The perils of not disabling accounts of fired employees

Toyota learned a very important lesson in information security last week when a worker was fired and his account was not disabled immediately.

A contract worker was fired on Aug 23 and around midnight that day, Toyota alleges that the worker logged in to their network and trashed the ToyotaSupplier.com website and also stole proprietary trade secrets. He was logged in till about 6:30am the next day.

Toyota is still trying to figure out what the guy did. They suspect that he downloaded information that includes pricing, parts specifications, quality testing, or design information, which if released to competitors or the public can cause significant damage to Toyota.

It is going to be a while before they get a full picture of what the damage is from this unauthorized access and alleged sabotage.

It is imperative to remove/disable users that have been fired or those that have left the company. Organizations should have a checklist of things to do when employees/contractors leave and there has to be proper verification that these checklist items have been performed.

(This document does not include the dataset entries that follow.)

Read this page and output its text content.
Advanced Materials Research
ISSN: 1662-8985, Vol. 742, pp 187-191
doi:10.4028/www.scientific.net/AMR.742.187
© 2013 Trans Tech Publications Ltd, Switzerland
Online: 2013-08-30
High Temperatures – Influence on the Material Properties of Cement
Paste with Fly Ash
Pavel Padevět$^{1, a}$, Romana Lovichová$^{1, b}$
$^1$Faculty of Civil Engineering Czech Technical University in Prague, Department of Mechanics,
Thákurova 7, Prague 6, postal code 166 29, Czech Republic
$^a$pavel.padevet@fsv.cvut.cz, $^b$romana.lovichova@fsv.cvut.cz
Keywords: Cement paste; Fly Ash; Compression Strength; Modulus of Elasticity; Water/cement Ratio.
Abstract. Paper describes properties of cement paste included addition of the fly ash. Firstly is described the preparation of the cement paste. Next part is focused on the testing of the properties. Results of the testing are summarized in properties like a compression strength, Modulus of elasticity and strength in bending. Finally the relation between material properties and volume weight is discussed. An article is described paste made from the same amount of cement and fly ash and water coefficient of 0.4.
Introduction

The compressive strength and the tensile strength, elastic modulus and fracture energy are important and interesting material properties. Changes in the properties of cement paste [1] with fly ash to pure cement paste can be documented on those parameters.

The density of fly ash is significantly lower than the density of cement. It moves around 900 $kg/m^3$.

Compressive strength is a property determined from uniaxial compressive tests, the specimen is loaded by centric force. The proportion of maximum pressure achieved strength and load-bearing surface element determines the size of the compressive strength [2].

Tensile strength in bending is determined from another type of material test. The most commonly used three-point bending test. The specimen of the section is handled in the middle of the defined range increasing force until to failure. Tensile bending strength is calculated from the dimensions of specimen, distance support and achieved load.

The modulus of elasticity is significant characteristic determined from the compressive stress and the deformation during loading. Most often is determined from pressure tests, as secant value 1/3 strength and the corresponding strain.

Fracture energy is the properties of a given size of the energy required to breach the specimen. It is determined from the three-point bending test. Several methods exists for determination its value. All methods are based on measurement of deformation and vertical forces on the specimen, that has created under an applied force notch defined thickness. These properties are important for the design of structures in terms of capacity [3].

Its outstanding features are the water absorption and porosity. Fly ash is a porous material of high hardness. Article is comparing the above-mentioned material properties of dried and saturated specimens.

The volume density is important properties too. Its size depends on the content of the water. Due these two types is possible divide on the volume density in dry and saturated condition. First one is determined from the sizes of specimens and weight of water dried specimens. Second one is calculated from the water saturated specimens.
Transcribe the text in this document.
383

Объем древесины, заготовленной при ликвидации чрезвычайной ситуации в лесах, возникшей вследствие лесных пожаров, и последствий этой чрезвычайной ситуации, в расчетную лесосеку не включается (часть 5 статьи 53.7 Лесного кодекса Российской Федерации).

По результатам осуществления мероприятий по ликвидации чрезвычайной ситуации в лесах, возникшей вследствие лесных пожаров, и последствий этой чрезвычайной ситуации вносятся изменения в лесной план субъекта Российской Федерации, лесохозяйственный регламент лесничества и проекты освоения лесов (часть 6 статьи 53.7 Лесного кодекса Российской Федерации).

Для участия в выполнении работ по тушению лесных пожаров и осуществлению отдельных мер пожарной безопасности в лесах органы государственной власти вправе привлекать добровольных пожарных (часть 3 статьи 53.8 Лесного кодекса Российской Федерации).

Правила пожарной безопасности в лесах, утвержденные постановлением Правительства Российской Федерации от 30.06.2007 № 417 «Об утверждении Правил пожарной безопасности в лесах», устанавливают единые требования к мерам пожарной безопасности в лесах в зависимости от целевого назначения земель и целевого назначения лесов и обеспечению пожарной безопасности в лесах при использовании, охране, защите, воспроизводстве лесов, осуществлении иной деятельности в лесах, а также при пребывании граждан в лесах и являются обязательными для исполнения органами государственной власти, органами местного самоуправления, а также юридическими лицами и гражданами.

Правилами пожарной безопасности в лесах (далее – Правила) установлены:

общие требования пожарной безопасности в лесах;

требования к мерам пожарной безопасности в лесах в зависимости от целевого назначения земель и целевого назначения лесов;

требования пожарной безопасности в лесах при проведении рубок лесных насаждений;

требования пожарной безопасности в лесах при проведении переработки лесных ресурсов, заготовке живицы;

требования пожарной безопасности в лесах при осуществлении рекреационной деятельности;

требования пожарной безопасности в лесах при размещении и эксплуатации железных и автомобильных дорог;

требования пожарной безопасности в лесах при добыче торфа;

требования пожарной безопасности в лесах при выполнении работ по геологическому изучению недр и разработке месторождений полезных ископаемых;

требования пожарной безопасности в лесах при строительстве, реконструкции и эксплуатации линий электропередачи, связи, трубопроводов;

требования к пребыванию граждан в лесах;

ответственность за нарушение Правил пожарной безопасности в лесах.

Some of the things that should be on the checklist:

  • Disable access cards
  • Recover/disable OTP tokens used for 2 factor authentication(eg. SecurID tokens)
  • Disable user accounts (Requires an up-to-date list of systems that users have access to)
  • Recover phones, pagers and other equipment

After being fired, this guy should never have been able to get back into the network. Did the network not require OTP token to login? If it did, how come they did not get that token from him when he left? If it did not require a OTP token or some form of 2 factor authentication to get into the network from remote locations, there are bigger problems for the company to look at.